Detection of inducible clindamycin resistance among clinical isolates of staphylococcus aureus in a tertiary care hospital

About author
1Nilima R. Patil*, 1Ulhas S. Mali, 1Sunanda A. Kulkarni, 1Shivdas Mali, 2Vijay Mane, 3M. V. Ghorpade
1Dept. of Microbiology, Bharati Vidyapeeth, University Dental College & Hospital, Wanlesswadi Sangli
2Department of Microbiology,MGMS Medical College, Navi Mumbai
3Department of Microbiology, KIMS, Karad, India

Abstract
The resistance to different antimicrobial agents among staphylococci is an increasing problem. Clindamycin (CL) is considered to be one of the alternative drug in these infections. Inducible clindamycin resistance cannot be detected by the routine conventional antimicrobial susceptibility test. This study demonstrates a simple, reliable method (double-disc diffusion test) for detecting inducible resistance to clindamycin in erythromycin-resistance (ER-R) isolates of S. aureus.
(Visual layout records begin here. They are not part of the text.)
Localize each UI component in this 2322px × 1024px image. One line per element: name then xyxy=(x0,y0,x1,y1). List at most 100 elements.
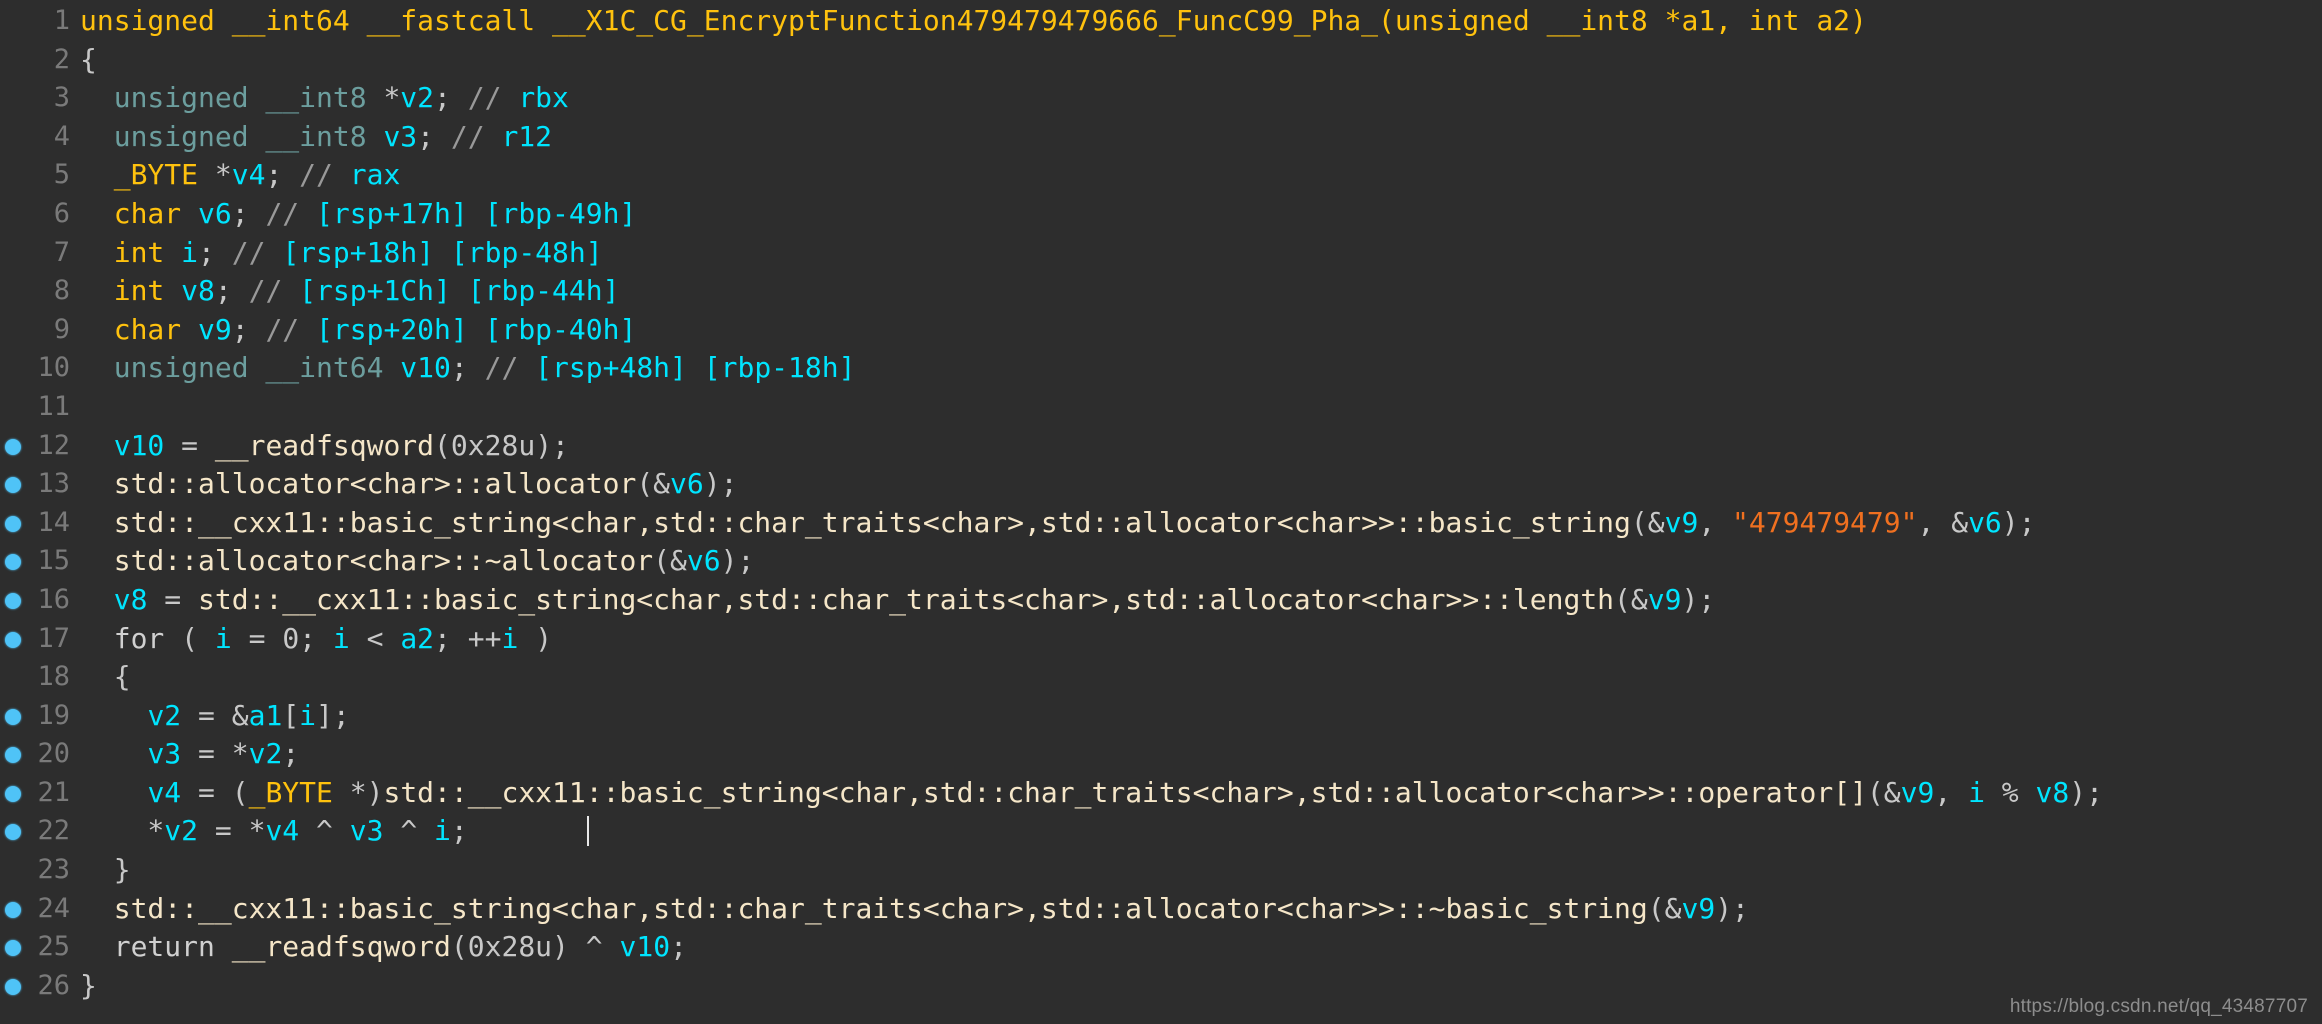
code-line[interactable]: 9 char v9; // [rsp+20h] [rbp-40h] xyxy=(0,311,2322,350)
breakpoint-gutter[interactable] xyxy=(0,735,26,774)
code-line[interactable]: 12 v10 = __readfsqword(0x28u); xyxy=(0,427,2322,466)
code-text[interactable]: std::allocator<char>::~allocator(&v6); xyxy=(70,542,2322,581)
breakpoint-dot-icon[interactable] xyxy=(5,554,21,571)
breakpoint-dot-icon[interactable] xyxy=(5,438,21,455)
code-text[interactable]: _BYTE *v4; // rax xyxy=(70,156,2322,195)
breakpoint-gutter[interactable] xyxy=(0,812,26,851)
breakpoint-gutter[interactable] xyxy=(0,620,26,659)
code-line[interactable]: 21 v4 = (_BYTE *)std::__cxx11::basic_str… xyxy=(0,774,2322,813)
code-line[interactable]: 7 int i; // [rsp+18h] [rbp-48h] xyxy=(0,234,2322,273)
code-text[interactable]: std::__cxx11::basic_string<char,std::cha… xyxy=(70,890,2322,929)
breakpoint-gutter[interactable] xyxy=(0,658,26,697)
code-text[interactable]: std::__cxx11::basic_string<char,std::cha… xyxy=(70,504,2322,543)
code-line[interactable]: 16 v8 = std::__cxx11::basic_string<char,… xyxy=(0,581,2322,620)
code-text[interactable]: } xyxy=(70,967,2322,1006)
breakpoint-dot-icon[interactable] xyxy=(5,785,21,802)
code-line[interactable]: 23 } xyxy=(0,851,2322,890)
code-line[interactable]: 24 std::__cxx11::basic_string<char,std::… xyxy=(0,890,2322,929)
code-line[interactable]: 15 std::allocator<char>::~allocator(&v6)… xyxy=(0,542,2322,581)
breakpoint-gutter[interactable] xyxy=(0,2,26,41)
breakpoint-gutter[interactable] xyxy=(0,234,26,273)
breakpoint-gutter[interactable] xyxy=(0,427,26,466)
breakpoint-gutter[interactable] xyxy=(0,928,26,967)
breakpoint-gutter[interactable] xyxy=(0,272,26,311)
code-line[interactable]: 11 xyxy=(0,388,2322,427)
breakpoint-gutter[interactable] xyxy=(0,79,26,118)
code-text[interactable]: v2 = &a1[i]; xyxy=(70,697,2322,736)
breakpoint-gutter[interactable] xyxy=(0,195,26,234)
line-number: 1 xyxy=(53,5,70,36)
code-text[interactable]: int v8; // [rsp+1Ch] [rbp-44h] xyxy=(70,272,2322,311)
breakpoint-dot-icon[interactable] xyxy=(5,477,21,494)
code-line[interactable]: 25 return __readfsqword(0x28u) ^ v10; xyxy=(0,928,2322,967)
code-token: v8 xyxy=(113,582,148,616)
code-text[interactable]: v3 = *v2; xyxy=(70,735,2322,774)
code-text[interactable]: char v6; // [rsp+17h] [rbp-49h] xyxy=(70,195,2322,234)
code-token: (& xyxy=(1614,582,1648,616)
breakpoint-gutter[interactable] xyxy=(0,890,26,929)
code-line[interactable]: 26} xyxy=(0,967,2322,1006)
code-line[interactable]: 8 int v8; // [rsp+1Ch] [rbp-44h] xyxy=(0,272,2322,311)
code-text[interactable]: for ( i = 0; i < a2; ++i ) xyxy=(70,620,2322,659)
code-line[interactable]: 19 v2 = &a1[i]; xyxy=(0,697,2322,736)
code-text[interactable]: v4 = (_BYTE *)std::__cxx11::basic_string… xyxy=(70,774,2322,813)
pseudocode-editor[interactable]: 1 unsigned __int64 __fastcall __X1C_CG_En… xyxy=(0,0,2322,1024)
code-line[interactable]: 4 unsigned __int8 v3; // r12 xyxy=(0,118,2322,157)
code-text[interactable]: int i; // [rsp+18h] [rbp-48h] xyxy=(70,234,2322,273)
breakpoint-gutter[interactable] xyxy=(0,542,26,581)
breakpoint-gutter[interactable] xyxy=(0,774,26,813)
code-line[interactable]: 3 unsigned __int8 *v2; // rbx xyxy=(0,79,2322,118)
breakpoint-dot-icon[interactable] xyxy=(5,940,21,957)
code-text[interactable]: unsigned __int64 v10; // [rsp+48h] [rbp-… xyxy=(70,349,2322,388)
code-text[interactable]: char v9; // [rsp+20h] [rbp-40h] xyxy=(70,311,2322,350)
code-token: a1 xyxy=(248,698,283,732)
code-line[interactable]: 22 *v2 = *v4 ^ v3 ^ i; xyxy=(0,812,2322,851)
code-lines-container[interactable]: 1 unsigned __int64 __fastcall __X1C_CG_En… xyxy=(0,2,2322,1005)
breakpoint-gutter[interactable] xyxy=(0,581,26,620)
breakpoint-gutter[interactable] xyxy=(0,156,26,195)
breakpoint-dot-icon[interactable] xyxy=(5,515,21,532)
code-text[interactable]: unsigned __int8 *v2; // rbx xyxy=(70,79,2322,118)
breakpoint-gutter[interactable] xyxy=(0,851,26,890)
breakpoint-gutter[interactable] xyxy=(0,697,26,736)
code-text[interactable]: *v2 = *v4 ^ v3 ^ i; xyxy=(70,812,2322,851)
breakpoint-dot-icon[interactable] xyxy=(5,978,21,995)
code-line[interactable]: 5 _BYTE *v4; // rax xyxy=(0,156,2322,195)
code-text[interactable]: { xyxy=(70,658,2322,697)
code-text[interactable]: } xyxy=(70,851,2322,890)
breakpoint-dot-icon[interactable] xyxy=(5,747,21,764)
breakpoint-gutter[interactable] xyxy=(0,118,26,157)
breakpoint-gutter[interactable] xyxy=(0,41,26,80)
breakpoint-gutter[interactable] xyxy=(0,504,26,543)
breakpoint-gutter[interactable] xyxy=(0,967,26,1006)
code-text[interactable]: return __readfsqword(0x28u) ^ v10; xyxy=(70,928,2322,967)
breakpoint-dot-icon[interactable] xyxy=(5,631,21,648)
code-token: = * xyxy=(198,814,266,848)
code-line[interactable]: 1 unsigned __int64 __fastcall __X1C_CG_En… xyxy=(0,2,2322,41)
breakpoint-gutter[interactable] xyxy=(0,388,26,427)
code-line[interactable]: 14 std::__cxx11::basic_string<char,std::… xyxy=(0,504,2322,543)
breakpoint-dot-icon[interactable] xyxy=(5,708,21,725)
code-token: ); xyxy=(703,467,738,501)
breakpoint-gutter[interactable] xyxy=(0,465,26,504)
code-line[interactable]: 6 char v6; // [rsp+17h] [rbp-49h] xyxy=(0,195,2322,234)
breakpoint-gutter[interactable] xyxy=(0,349,26,388)
code-token: ; xyxy=(282,737,300,771)
code-line[interactable]: 10 unsigned __int64 v10; // [rsp+48h] [r… xyxy=(0,349,2322,388)
code-text[interactable]: { xyxy=(70,41,2322,80)
code-text[interactable]: unsigned __int8 v3; // r12 xyxy=(70,118,2322,157)
code-line[interactable]: 17 for ( i = 0; i < a2; ++i ) xyxy=(0,620,2322,659)
code-line[interactable]: 20 v3 = *v2; xyxy=(0,735,2322,774)
breakpoint-dot-icon[interactable] xyxy=(5,824,21,841)
breakpoint-gutter[interactable] xyxy=(0,311,26,350)
code-line[interactable]: 13 std::allocator<char>::allocator(&v6); xyxy=(0,465,2322,504)
breakpoint-dot-icon[interactable] xyxy=(5,901,21,918)
code-token: i xyxy=(332,621,350,655)
code-line[interactable]: 2{ xyxy=(0,41,2322,80)
code-text[interactable]: std::allocator<char>::allocator(&v6); xyxy=(70,465,2322,504)
code-text[interactable]: unsigned __int64 __fastcall __X1C_CG_Enc… xyxy=(70,2,2322,41)
code-text[interactable]: v8 = std::__cxx11::basic_string<char,std… xyxy=(70,581,2322,620)
breakpoint-dot-icon[interactable] xyxy=(5,592,21,609)
code-line[interactable]: 18 { xyxy=(0,658,2322,697)
code-text[interactable]: v10 = __readfsqword(0x28u); xyxy=(70,427,2322,466)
Therefore, this study was undertaken to detect inducible clindamycin resistance among isolates of Staphylococcus aureus. To detect the prevalence of inducible clindamycin resistance among clinical isolates of Staphylococcus aureus in our hospital by Disk approximation test (D-test).  A total 450 isolates of Staphylococci aureus from various clinical samples were used in this study.  A total 135 (30%) isolates were resistant to Erythromycin. Out of these 84 isolates were MRSA and 51 were MSSA. Constitutive clindamycin resistance (cMLSB) was 03.55%, Inducible clindamycin resistance (iMLSB) was 11.11% and MS Phenotype was 15.33% in all isolates of Staphylococci aureus. Conclusion: – In conclusion the D–test is an easy, simple, test to perform along with routine susceptibility testing therefore D-test should be used as a mandatory method in routine disc diffusion testing to detect inducible clindamycin resistance.
Key words: Staphylococcus, Constitutive clindamycin resistance, Inducible clindamycin resistance, MS Phenotype, D-test.